You might want to have a few tissues or a journal handy. I find this practice brings so many emotions to the surface, making me teary and grateful and excited to be alive all at once. I hope you find it similarly powerful. 

A Practice for Honoring the Transition to a New Year

  • Sit comfortably, relax your body, and close your eyes.
  • Slowly, gently, breathe in through your nose, and out through your mouth. 
  • Now, imagine that you are breathing in all of 2019 and what transpired for you, bringing the whole year into your lungs with each breath.
  • Survey your memories as they come in on your breath and fill your lungs, catching glimpses of the year’s high and low moments.
  • Allow yourself to feel the good, bad, disappointing, marvelous, wondrous, thanking everything that life brought to you this year.
  • Feel the fullness of the year, savoring these moments of reflection. 
  • Let it all go. With a few deep, long exhales, let it all go.
  • Experience the tides of your breath a few times, in and out, and then rest, sensing the air coming in through your nostrils and flowing out.
  • Let your breath flow naturally, effortlessly.
  • Next, imagine a field of snow, freshly fallen all around you, pure, expectant, inviting.
  • Allow your heart to swell and your ears to attune: What is calling to you this year? Where does your heart long to go? Feel and sense deeply.
  • When you are ready, let your eyes flutter open: Welcome to a new beginning.

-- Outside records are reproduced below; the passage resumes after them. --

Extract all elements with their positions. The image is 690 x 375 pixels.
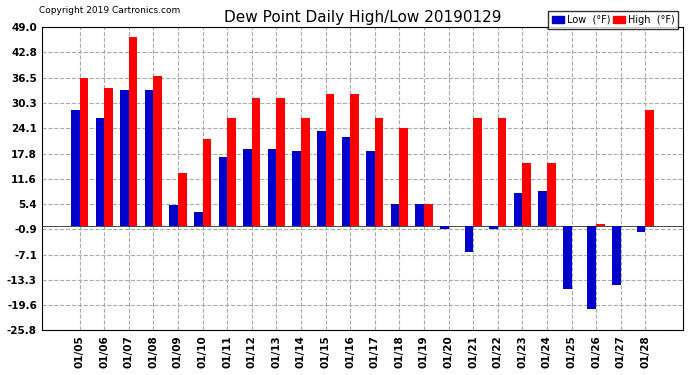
Bar — [415, 204, 424, 226]
Bar — [203, 139, 211, 226]
Bar — [522, 163, 531, 226]
Bar — [538, 191, 547, 226]
Bar — [391, 204, 400, 226]
Bar — [547, 163, 555, 226]
Legend: Low  (°F), High  (°F): Low (°F), High (°F) — [548, 11, 678, 28]
Bar — [596, 224, 604, 226]
Bar — [645, 110, 654, 226]
Bar — [489, 226, 497, 230]
Bar — [464, 226, 473, 252]
Bar — [120, 90, 129, 226]
Bar — [268, 149, 276, 226]
Bar — [219, 157, 227, 226]
Bar — [375, 118, 384, 226]
Bar — [637, 226, 645, 232]
Bar — [326, 94, 334, 226]
Bar — [79, 78, 88, 226]
Bar — [440, 226, 449, 230]
Bar — [293, 151, 301, 226]
Bar — [317, 130, 326, 226]
Bar — [276, 98, 285, 226]
Bar — [178, 173, 186, 226]
Bar — [153, 76, 162, 226]
Bar — [169, 206, 178, 226]
Bar — [243, 149, 252, 226]
Bar — [563, 226, 571, 289]
Bar — [194, 211, 203, 226]
Bar — [400, 128, 408, 226]
Text: Copyright 2019 Cartronics.com: Copyright 2019 Cartronics.com — [39, 6, 180, 15]
Bar — [71, 110, 79, 226]
Bar — [252, 98, 260, 226]
Bar — [301, 118, 310, 226]
Bar — [350, 94, 359, 226]
Bar — [342, 136, 350, 226]
Bar — [612, 226, 621, 285]
Bar — [145, 90, 153, 226]
Bar — [95, 118, 104, 226]
Bar — [227, 118, 236, 226]
Bar — [366, 151, 375, 226]
Bar — [513, 194, 522, 226]
Bar — [424, 204, 433, 226]
Bar — [129, 37, 137, 226]
Bar — [587, 226, 596, 309]
Title: Dew Point Daily High/Low 20190129: Dew Point Daily High/Low 20190129 — [224, 10, 501, 25]
Bar — [473, 118, 482, 226]
Bar — [104, 88, 112, 226]
Bar — [497, 118, 506, 226]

Take some time to take note — and ideally, write down — some of what came up for you during your meditation. What thoughts and memories burbled to the surface? What feelings came up for you? What made you smile? Feel calm or nourished? Are there things you feel relieved to let go of and leave in the past?

Personally, I find it funny that a whole year can seem to whoosh by in a blur, and what comes to the surface are not the big wow moments (birthdays, holidays, graduations), it’s the silly little seemingly insignificant moments that have made the deepest mark (a moment in the midst of our daily scramble, zooming off, predawn to get to the bus stop, my son shaving in the darkness, one of my daughters illuminated as she checks her text messages, another DJ tunes for us). Realizing that it’s these little moments that stick, helps us remember to slow down as they occur.

What direction called to you in the snow? I hope you’ll take a moment to write it down and allow the message of your heart to surface. In fact, the practice reminds me of a beautiful quote by Rumi:

Let yourself be silently drawn by the strange pull of what you really love. It will not lead you astray.


A New Year, A New Issue of Mindful

As we welcome the new year, we also welcome the love, hope, and laughter of a new issue of Mindful. This issue is packed with big-hearted people teaching others how to slow down and appreciate the good moments while also navigating the bad with grace and hope. Mindfulness icon Tara Brach teaches us how to find true self-compassion in the face of our restless anxieties. Ali, Atman, and Andrés of the Holistic Life Foundation show us how the power of mindfulness can transform lives and communities. And Barry, Mindful’s beloved and Falstaffian founding editor, brings us laughter by sharing that none of us, alas, is the center of the universe. 

Wishing you a new year filled with deep breaths, wonderful beginnings, love, hope, and laughter.